# LLM System: Caching & Cost Control (Starter Template)

---
**Last Updated:** 2025-12-12  
**Phase:** Phase 0 (Planning)  
**Status:** Draft — finalize in Phase 1  
**Owner:** AI/LLM Lead + Backend Architect  
**References:**
- `/docs/llm/prompting.md`
- `/docs/llm/evals.md`
---

This document defines how to keep LLM usage reliable and within budget.

## 1. Goals
- Minimize cost while preserving quality.
- Keep latency predictable for user flows.
- Avoid repeated work (idempotency + caching).

## 2. Budgets & Limits
Define per tenant and per feature:
- monthly token/cost cap,
- per‑request max tokens,
- max retries/timeouts,
- concurrency limits.

## 3. Caching Layers
Pick what applies:
1. **Input normalization cache**  
   - canonicalize inputs (trim, stable ordering) to increase hit rate.
2. **LLM response cache**  
   - key: `(prompt_version, model, canonical_input_hash, retrieval_config_hash)`.
   - TTL depends on volatility of the task.
3. **Embeddings cache**  
   - store embeddings for reusable texts/items.
4. **RAG retrieval cache**  
   - cache top‑k doc IDs for stable queries.
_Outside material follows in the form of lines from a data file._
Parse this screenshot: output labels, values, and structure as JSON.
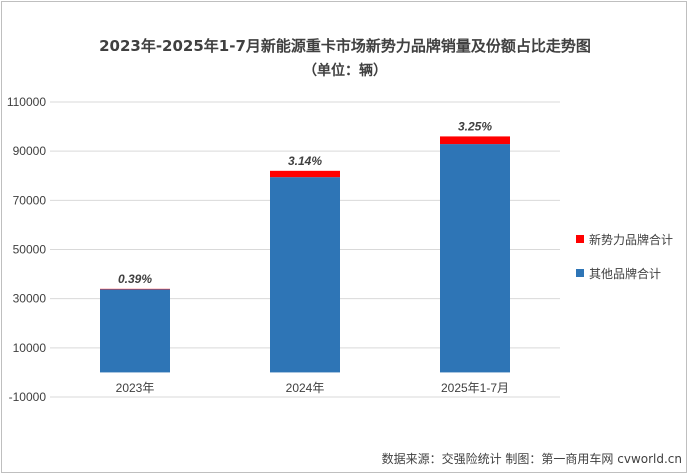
{
  "chart_data": {
    "type": "bar",
    "stacked": true,
    "title": "2023年-2025年1-7月新能源重卡市场新势力品牌销量及份额占比走势图",
    "subtitle": "（单位：辆）",
    "categories": [
      "2023年",
      "2024年",
      "2025年1-7月"
    ],
    "series": [
      {
        "name": "其他品牌合计",
        "color": "#2e75b6",
        "values": [
          33870,
          79430,
          92880
        ]
      },
      {
        "name": "新势力品牌合计",
        "color": "#ff0000",
        "values": [
          130,
          2570,
          3120
        ]
      }
    ],
    "share_labels": [
      "0.39%",
      "3.14%",
      "3.25%"
    ],
    "ylim": [
      -10000,
      110000
    ],
    "yticks": [
      "-10000",
      "10000",
      "30000",
      "50000",
      "70000",
      "90000",
      "110000"
    ],
    "grid": true,
    "legend_position": "right",
    "source": "数据来源：交强险统计   制图：第一商用车网 cvworld.cn"
  }
}
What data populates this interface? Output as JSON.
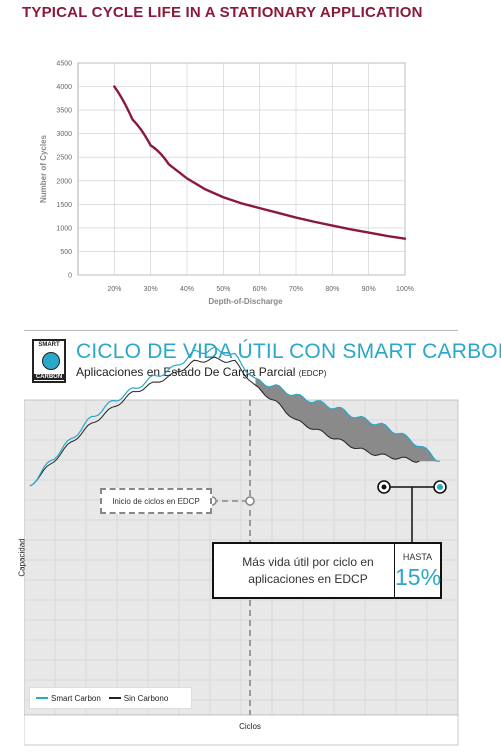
{
  "top_chart": {
    "title": "TYPICAL CYCLE LIFE IN A STATIONARY APPLICATION"
  },
  "chart_data": [
    {
      "type": "line",
      "title": "TYPICAL CYCLE LIFE IN A STATIONARY APPLICATION",
      "xlabel": "Depth-of-Discharge",
      "ylabel": "Number of Cycles",
      "x_ticks": [
        "20%",
        "30%",
        "40%",
        "50%",
        "60%",
        "70%",
        "80%",
        "90%",
        "100%"
      ],
      "y_ticks": [
        "0",
        "500",
        "1000",
        "1500",
        "2000",
        "2500",
        "3000",
        "3500",
        "4000",
        "4500"
      ],
      "xlim": [
        10,
        100
      ],
      "ylim": [
        0,
        4500
      ],
      "grid": true,
      "series": [
        {
          "x": [
            20,
            25,
            30,
            35,
            40,
            45,
            50,
            55,
            60,
            65,
            70,
            75,
            80,
            85,
            90,
            95,
            100
          ],
          "y": [
            4000,
            3300,
            2750,
            2350,
            2050,
            1820,
            1650,
            1520,
            1420,
            1320,
            1220,
            1130,
            1050,
            970,
            900,
            830,
            770
          ],
          "color": "#8b1a3a"
        }
      ]
    },
    {
      "type": "line",
      "title": "CICLO DE VIDA ÚTIL CON SMART CARBON",
      "subtitle": "Aplicaciones en Estado De Carga Parcial",
      "subtitle_small": "(EDCP)",
      "xlabel": "Ciclos",
      "ylabel": "Capacidad",
      "grid": true,
      "legend_position": "bottom-left",
      "series": [
        {
          "name": "Smart Carbon",
          "color": "#2aa7c9",
          "x": [
            0,
            5,
            10,
            15,
            20,
            25,
            30,
            35,
            40,
            45,
            50,
            55,
            60,
            65,
            70,
            75,
            80,
            85,
            90,
            95,
            100
          ],
          "y": [
            40,
            48,
            55,
            62,
            67,
            71,
            75,
            78,
            83,
            84,
            82,
            74,
            72,
            69,
            67,
            65,
            62,
            60,
            57,
            53,
            48
          ]
        },
        {
          "name": "Sin Carbono",
          "color": "#222222",
          "x": [
            0,
            5,
            10,
            15,
            20,
            25,
            30,
            35,
            40,
            45,
            50,
            55,
            60,
            65,
            70,
            75,
            80,
            85,
            90,
            95
          ],
          "y": [
            40,
            47,
            54,
            60,
            65,
            70,
            73,
            76,
            80,
            81,
            80,
            72,
            67,
            61,
            58,
            55,
            52,
            50,
            49,
            48
          ]
        }
      ]
    }
  ],
  "bottom_chart": {
    "title": "CICLO DE VIDA ÚTIL CON SMART CARBON",
    "subtitle": "Aplicaciones en Estado De Carga Parcial",
    "subtitle_small": "(EDCP)",
    "logo_top": "SMART",
    "logo_bottom": "CARBON",
    "start_label": "Inicio de ciclos en EDCP",
    "callout_text": "Más vida útil por ciclo en aplicaciones en EDCP",
    "callout_hasta": "HASTA",
    "callout_pct": "15%",
    "legend_smart": "Smart Carbon",
    "legend_sin": "Sin Carbono",
    "ylabel": "Capacidad",
    "xlabel": "Ciclos"
  },
  "colors": {
    "maroon": "#8b1a3a",
    "cyan": "#2aa7c9",
    "grid_bg": "#e8e8e8",
    "fill": "#8a8a8a"
  }
}
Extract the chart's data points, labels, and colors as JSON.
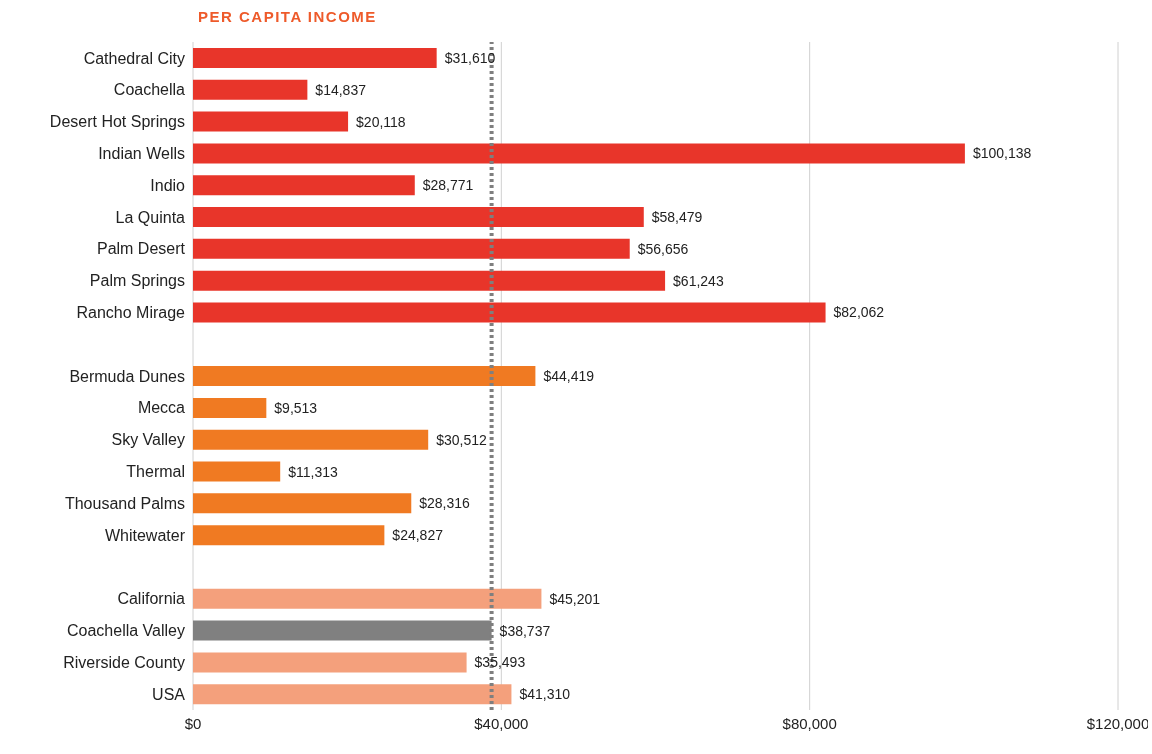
{
  "chart_data": {
    "type": "bar",
    "orientation": "horizontal",
    "title": "PER CAPITA INCOME",
    "categories": [
      "Cathedral City",
      "Coachella",
      "Desert Hot Springs",
      "Indian Wells",
      "Indio",
      "La Quinta",
      "Palm Desert",
      "Palm Springs",
      "Rancho Mirage",
      null,
      "Bermuda Dunes",
      "Mecca",
      "Sky Valley",
      "Thermal",
      "Thousand Palms",
      "Whitewater",
      null,
      "California",
      "Coachella Valley",
      "Riverside County",
      "USA"
    ],
    "values": [
      31610,
      14837,
      20118,
      100138,
      28771,
      58479,
      56656,
      61243,
      82062,
      null,
      44419,
      9513,
      30512,
      11313,
      28316,
      24827,
      null,
      45201,
      38737,
      35493,
      41310
    ],
    "colors": [
      "#e8352a",
      "#e8352a",
      "#e8352a",
      "#e8352a",
      "#e8352a",
      "#e8352a",
      "#e8352a",
      "#e8352a",
      "#e8352a",
      "#e8352a",
      "#f07a22",
      "#f07a22",
      "#f07a22",
      "#f07a22",
      "#f07a22",
      "#f07a22",
      "#f07a22",
      "#f4a07c",
      "#808080",
      "#f4a07c",
      "#f4a07c"
    ],
    "value_labels": [
      "$31,610",
      "$14,837",
      "$20,118",
      "$100,138",
      "$28,771",
      "$58,479",
      "$56,656",
      "$61,243",
      "$82,062",
      null,
      "$44,419",
      "$9,513",
      "$30,512",
      "$11,313",
      "$28,316",
      "$24,827",
      null,
      "$45,201",
      "$38,737",
      "$35,493",
      "$41,310"
    ],
    "xlim": [
      0,
      120000
    ],
    "xticks": [
      {
        "value": 0,
        "label": "$0"
      },
      {
        "value": 40000,
        "label": "$40,000"
      },
      {
        "value": 80000,
        "label": "$80,000"
      },
      {
        "value": 120000,
        "label": "$120,000"
      }
    ],
    "grid": "x",
    "ref_lines": [
      {
        "axis": "x",
        "value": 38737,
        "color": "#7f7f7f",
        "line_style": "dotted"
      }
    ]
  }
}
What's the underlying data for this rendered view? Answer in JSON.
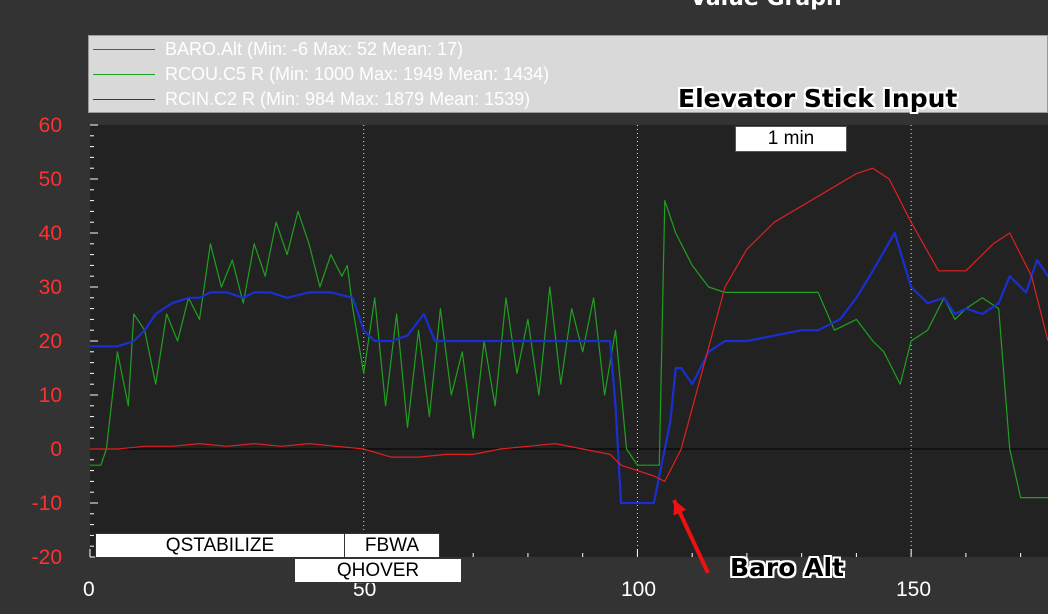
{
  "title": "Value Graph",
  "annotations": {
    "elevator": "Elevator Stick Input",
    "baro": "Baro Alt"
  },
  "time_scale_label": "1 min",
  "modes": {
    "row1": [
      "QSTABILIZE",
      "FBWA"
    ],
    "row2": [
      "QHOVER"
    ]
  },
  "colors": {
    "background": "#333333",
    "plot_bg": "#222222",
    "baro": "#e02020",
    "rcou": "#1fa01f",
    "rcin": "#1a2fd0",
    "axis_label": "#ff3030",
    "annotation_arrow_elev": "#0a1a9a",
    "annotation_arrow_baro": "#ee1111"
  },
  "chart_data": {
    "type": "line",
    "title": "Value Graph",
    "xlabel": "",
    "ylabel": "",
    "xlim": [
      0,
      175
    ],
    "ylim": [
      -20,
      60
    ],
    "x_ticks": [
      "0",
      "50",
      "100",
      "150"
    ],
    "y_ticks": [
      "60",
      "50",
      "40",
      "30",
      "20",
      "10",
      "0",
      "-10",
      "-20"
    ],
    "grid": true,
    "legend": "top",
    "series": [
      {
        "name": "BARO.Alt (Min: -6 Max: 52 Mean: 17)",
        "color_key": "baro",
        "x": [
          0,
          5,
          10,
          15,
          20,
          25,
          30,
          35,
          40,
          45,
          50,
          55,
          60,
          65,
          70,
          75,
          80,
          85,
          90,
          95,
          97,
          100,
          103,
          105,
          108,
          112,
          116,
          120,
          125,
          130,
          135,
          140,
          143,
          146,
          150,
          155,
          160,
          165,
          168,
          172,
          175
        ],
        "y": [
          0,
          0,
          0.5,
          0.5,
          1,
          0.5,
          1,
          0.5,
          1,
          0.5,
          0,
          -1.5,
          -1.5,
          -1,
          -1,
          0,
          0.5,
          1,
          0,
          -1,
          -3,
          -4,
          -5,
          -6,
          0,
          15,
          30,
          37,
          42,
          45,
          48,
          51,
          52,
          50,
          42,
          33,
          33,
          38,
          40,
          32,
          20
        ]
      },
      {
        "name": "RCOU.C5 R (Min: 1000 Max: 1949 Mean: 1434)",
        "color_key": "rcou",
        "x": [
          0,
          2,
          3,
          5,
          7,
          8,
          10,
          12,
          14,
          16,
          18,
          20,
          22,
          24,
          26,
          28,
          30,
          32,
          34,
          36,
          38,
          40,
          42,
          44,
          46,
          47,
          48,
          50,
          52,
          54,
          56,
          58,
          60,
          62,
          64,
          66,
          68,
          70,
          72,
          74,
          76,
          78,
          80,
          82,
          84,
          86,
          88,
          90,
          92,
          94,
          96,
          98,
          100,
          102,
          104,
          105,
          107,
          110,
          113,
          116,
          120,
          125,
          130,
          133,
          136,
          140,
          143,
          145,
          148,
          150,
          153,
          156,
          158,
          160,
          163,
          166,
          168,
          170,
          172,
          175
        ],
        "y": [
          -3,
          -3,
          0,
          18,
          8,
          25,
          22,
          12,
          25,
          20,
          28,
          24,
          38,
          30,
          35,
          27,
          38,
          32,
          42,
          36,
          44,
          38,
          30,
          36,
          32,
          34,
          26,
          14,
          28,
          8,
          25,
          4,
          22,
          6,
          26,
          10,
          18,
          2,
          20,
          8,
          28,
          14,
          24,
          10,
          30,
          12,
          26,
          18,
          28,
          10,
          22,
          0,
          -3,
          -3,
          -3,
          46,
          40,
          34,
          30,
          29,
          29,
          29,
          29,
          29,
          22,
          24,
          20,
          18,
          12,
          20,
          22,
          28,
          24,
          26,
          28,
          26,
          0,
          -9,
          -9,
          -9
        ]
      },
      {
        "name": "RCIN.C2 R (Min: 984 Max: 1879 Mean: 1539)",
        "color_key": "rcin",
        "x": [
          0,
          5,
          8,
          10,
          12,
          15,
          18,
          20,
          22,
          25,
          28,
          30,
          33,
          36,
          40,
          44,
          48,
          50,
          52,
          55,
          58,
          61,
          63,
          65,
          68,
          72,
          76,
          80,
          84,
          88,
          92,
          95,
          96,
          97,
          100,
          103,
          104,
          106,
          107,
          108,
          110,
          113,
          116,
          120,
          125,
          130,
          133,
          137,
          140,
          143,
          147,
          150,
          153,
          156,
          158,
          160,
          163,
          166,
          168,
          171,
          173,
          175
        ],
        "y": [
          19,
          19,
          20,
          22,
          25,
          27,
          28,
          28,
          29,
          29,
          28,
          29,
          29,
          28,
          29,
          29,
          28,
          22,
          20,
          20,
          21,
          25,
          20,
          20,
          20,
          20,
          20,
          20,
          20,
          20,
          20,
          20,
          8,
          -10,
          -10,
          -10,
          -5,
          5,
          15,
          15,
          12,
          18,
          20,
          20,
          21,
          22,
          22,
          24,
          28,
          33,
          40,
          30,
          27,
          28,
          25,
          26,
          25,
          27,
          32,
          29,
          35,
          32
        ]
      }
    ]
  }
}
> Never cache raw PII; cache keys use hashes of redacted inputs.

## 4. Cost Controls
- Prefer cheaper models for low‑risk tasks; escalate to stronger models only when needed.
- Use staged pipelines (rules/heuristics/RAG) to reduce LLM calls.
- Batch non‑interactive jobs (classification, report gen).
- Track tokens in/out per request and per tenant.

## 5. Fallbacks
- On timeouts/errors: retry with backoff, then fallback to safe default or human review.
- On budget exhaustion: degrade gracefully (limited features, queue jobs, ask user).

## 6. Monitoring
- Dashboards for cost, latency, cache hit rate, retry rate.
- Alerts for spikes, anomaly tenants, or runaway loops.